It's been well over a year since the first Surface Duo hit the market, yet its built-in launcher experience still pales in comparison to the version of Microsoft Launcher you can get on other smartphones. Heck, it pales in comparison to Pixel and Samsung launchers too regarding fit and finish. For some reason, Microsoft has opted to leave the Microsoft Launcher on Surface Duo incredibly barebones, much to the disappointment of users.
This hasn't improved with Surface Duo 2, though Microsoft did update the UI with a minor design refresh, and that just recently rolled out to the Surface Duo 1. We still have no new features, no enhanced customization tweaks, and the launcher itself is just bad at integrating itself with the Surface Duo as its native default launcher experience. As someone with a keen eye for UX design, the Microsoft Launcher is doing a terrible job on Surface Duo in a lot of areas.
For example, on most smartphones these days, the launcher and the gesture system go hand-in-hand. They complement each other. If you swipe up to go home when in an app, that app usually zooms out and back into the icon in which you tapped to open it. That's not so on Surface Duo. The launcher acts like it's an entirely separate entity, with zero ties to the rest of the OS.
Additionally, for some inexplicable reason, the Microsoft Launcher on Surface Duo appears to unload itself when it's not on display. This makes it so the launcher "pops" back on screen when you swipe up to go home, creating a super disjointed experience. On Pixel or Samsung, the launcher is always running, and the integration with gestures makes going between app and home screen feel fluid and thought out. This is the kind of thing that's missing with Launcher on Surface Duo.
Admittedly, this issue is a little hard to spot if you're not looking for it, but it is there, and it's more noticable if you're using light theme for some reason. When light mode is enabled, the display will sometimes flash black when closing an app to go home when in single-screen mode. This happens because the Launcher has unloaded, and quickly needs to reload as you're swiping up. It's been a real pet peeve for me, and I really hope Microsoft fixes it soon.

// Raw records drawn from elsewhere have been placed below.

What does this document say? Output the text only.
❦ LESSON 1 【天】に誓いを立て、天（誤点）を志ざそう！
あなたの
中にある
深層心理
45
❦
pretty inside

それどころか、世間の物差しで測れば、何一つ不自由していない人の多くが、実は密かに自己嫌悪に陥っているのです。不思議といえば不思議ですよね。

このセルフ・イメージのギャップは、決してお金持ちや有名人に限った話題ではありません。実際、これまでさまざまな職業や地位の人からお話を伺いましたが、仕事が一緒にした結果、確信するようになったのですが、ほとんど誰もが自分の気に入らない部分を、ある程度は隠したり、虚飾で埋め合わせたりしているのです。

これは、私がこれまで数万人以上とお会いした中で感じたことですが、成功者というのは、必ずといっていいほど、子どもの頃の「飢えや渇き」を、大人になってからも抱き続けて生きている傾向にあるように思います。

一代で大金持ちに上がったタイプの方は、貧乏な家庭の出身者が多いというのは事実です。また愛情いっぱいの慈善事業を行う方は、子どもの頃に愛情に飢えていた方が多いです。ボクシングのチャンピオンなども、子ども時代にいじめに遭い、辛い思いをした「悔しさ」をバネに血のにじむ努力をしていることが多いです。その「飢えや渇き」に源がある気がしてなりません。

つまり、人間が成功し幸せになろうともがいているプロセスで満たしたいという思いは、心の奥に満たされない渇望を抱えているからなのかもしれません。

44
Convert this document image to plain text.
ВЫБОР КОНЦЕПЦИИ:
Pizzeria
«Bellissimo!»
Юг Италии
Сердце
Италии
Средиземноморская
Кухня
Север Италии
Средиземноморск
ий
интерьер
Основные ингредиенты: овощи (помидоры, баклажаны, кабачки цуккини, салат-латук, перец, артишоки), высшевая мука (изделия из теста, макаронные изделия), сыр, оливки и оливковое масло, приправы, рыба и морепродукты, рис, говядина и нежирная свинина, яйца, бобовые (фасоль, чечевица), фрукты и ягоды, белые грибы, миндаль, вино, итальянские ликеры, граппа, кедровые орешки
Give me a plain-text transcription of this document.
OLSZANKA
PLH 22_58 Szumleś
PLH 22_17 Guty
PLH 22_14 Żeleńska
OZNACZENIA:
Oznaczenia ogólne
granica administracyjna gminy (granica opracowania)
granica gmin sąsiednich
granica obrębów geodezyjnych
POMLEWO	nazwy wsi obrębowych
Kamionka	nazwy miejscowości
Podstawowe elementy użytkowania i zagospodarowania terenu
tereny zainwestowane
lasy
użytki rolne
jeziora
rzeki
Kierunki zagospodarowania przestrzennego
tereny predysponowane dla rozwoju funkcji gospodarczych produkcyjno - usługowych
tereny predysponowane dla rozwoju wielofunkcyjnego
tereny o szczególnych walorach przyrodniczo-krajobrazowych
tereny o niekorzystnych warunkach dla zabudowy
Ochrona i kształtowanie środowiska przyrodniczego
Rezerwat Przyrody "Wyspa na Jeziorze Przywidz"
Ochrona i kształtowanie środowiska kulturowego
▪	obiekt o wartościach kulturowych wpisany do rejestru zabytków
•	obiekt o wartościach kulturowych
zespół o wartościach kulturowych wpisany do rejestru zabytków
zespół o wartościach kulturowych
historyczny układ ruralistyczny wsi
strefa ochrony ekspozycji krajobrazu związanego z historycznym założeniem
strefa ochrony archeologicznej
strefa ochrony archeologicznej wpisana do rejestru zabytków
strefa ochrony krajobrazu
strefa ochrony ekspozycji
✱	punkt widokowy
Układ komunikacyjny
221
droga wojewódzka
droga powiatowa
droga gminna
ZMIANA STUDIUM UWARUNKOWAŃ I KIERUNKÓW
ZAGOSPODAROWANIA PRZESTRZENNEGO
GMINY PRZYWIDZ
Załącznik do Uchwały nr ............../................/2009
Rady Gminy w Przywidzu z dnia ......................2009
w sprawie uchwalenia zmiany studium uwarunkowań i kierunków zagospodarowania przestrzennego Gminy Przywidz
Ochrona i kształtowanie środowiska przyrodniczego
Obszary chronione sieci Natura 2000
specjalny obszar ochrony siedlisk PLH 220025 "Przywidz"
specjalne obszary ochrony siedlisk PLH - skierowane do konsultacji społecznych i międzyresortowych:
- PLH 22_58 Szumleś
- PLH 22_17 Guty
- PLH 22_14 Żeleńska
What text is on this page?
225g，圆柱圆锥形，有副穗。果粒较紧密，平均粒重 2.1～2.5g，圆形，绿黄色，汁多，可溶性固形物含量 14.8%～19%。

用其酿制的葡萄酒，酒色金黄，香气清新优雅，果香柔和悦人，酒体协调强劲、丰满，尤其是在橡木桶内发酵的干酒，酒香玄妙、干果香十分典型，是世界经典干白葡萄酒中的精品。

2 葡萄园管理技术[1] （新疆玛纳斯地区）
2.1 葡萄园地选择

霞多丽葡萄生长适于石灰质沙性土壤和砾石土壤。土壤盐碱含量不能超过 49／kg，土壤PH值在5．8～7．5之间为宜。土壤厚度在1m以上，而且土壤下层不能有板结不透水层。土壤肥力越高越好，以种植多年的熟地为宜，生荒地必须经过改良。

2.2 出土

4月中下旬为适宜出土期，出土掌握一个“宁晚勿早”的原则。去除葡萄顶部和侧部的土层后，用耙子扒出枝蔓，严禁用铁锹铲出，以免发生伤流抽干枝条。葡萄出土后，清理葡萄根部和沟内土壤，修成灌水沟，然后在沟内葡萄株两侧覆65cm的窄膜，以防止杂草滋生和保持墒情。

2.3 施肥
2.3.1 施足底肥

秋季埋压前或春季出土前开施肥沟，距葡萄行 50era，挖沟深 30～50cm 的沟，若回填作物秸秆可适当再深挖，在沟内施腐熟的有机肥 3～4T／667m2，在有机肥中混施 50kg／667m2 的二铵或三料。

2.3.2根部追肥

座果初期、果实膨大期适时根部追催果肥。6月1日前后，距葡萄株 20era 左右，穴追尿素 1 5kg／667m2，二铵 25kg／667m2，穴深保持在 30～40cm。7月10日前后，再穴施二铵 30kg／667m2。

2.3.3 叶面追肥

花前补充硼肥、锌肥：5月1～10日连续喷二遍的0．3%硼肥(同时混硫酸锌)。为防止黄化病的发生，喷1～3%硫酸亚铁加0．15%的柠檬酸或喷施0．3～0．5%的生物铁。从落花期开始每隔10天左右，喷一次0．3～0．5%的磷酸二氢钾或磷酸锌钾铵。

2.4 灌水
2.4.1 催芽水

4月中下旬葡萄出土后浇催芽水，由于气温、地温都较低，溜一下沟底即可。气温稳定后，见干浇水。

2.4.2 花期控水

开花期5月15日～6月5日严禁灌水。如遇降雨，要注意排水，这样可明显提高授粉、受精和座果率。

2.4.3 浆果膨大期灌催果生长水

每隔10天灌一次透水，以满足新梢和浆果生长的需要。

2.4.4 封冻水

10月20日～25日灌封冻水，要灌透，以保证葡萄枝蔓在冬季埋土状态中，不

Then there's the feature drought. On Surface Duo, Microsoft Launcher is a barebones launcher experience. It supports folders, an app drawer, and the Microsoft Launcher activity feed, and that's about it. This is a real shame, as the Microsoft Launcher on other smartphones is so much more in-depth, with hundreds of customization options to choose from such as custom icons, grid sizes, gestures, theming controls, and much, much more.
Why is the Microsoft Launcher on Surface Duo devices still missing out on these customization options, well over a year into its existence on the market? It's almost as if Microsoft is purposefully limiting the Microsoft Launcher experience on this form factor. If that's true, please stop. It's good to have rich customization options in your launcher experience.
Regardless of the feature drought, the issues with Microsoft Launcher not feeling integrated with the rest of the Surface Duo OS is a serious sticking point for me. The launcher unloads and reloads itself whenever you go into and out of an app, and it makes no effort to tie itself to gestures to create a more fluid experience. It's just a poor UX all around, and I wish Microsoft would fix it.
Better yet, I wish the Surface Duo team would dump Microsoft Launcher and go its own route. Surface should create a special Surface Duo launcher that's designed for the dual-screen form factor from the ground up. Integrate it deep with the gesture system and the rest of the OS, and allow it to feel like a component of the OS rather than a third-party launcher that isn't really integrated at all.
I will say I like the new Microsoft Launcher UI. It's clean and consistent with the rest of Microsoft's current design language. I also like the fluid dock that moves icons depending on what screen you're using, and the blur effects look great too. I just wish everything else I mentioned above would be addressed, then it would be great.
I love my Surface Duo 2, and I just want the OS to be perfect. I want the UX to feel polished and fluid, and I want the overall user experience to feel seamless as if it were all built by the same team. The disjointed experience between the Microsoft Launcher and the rest of the OS on Surface Duo is becoming extremely tiresome.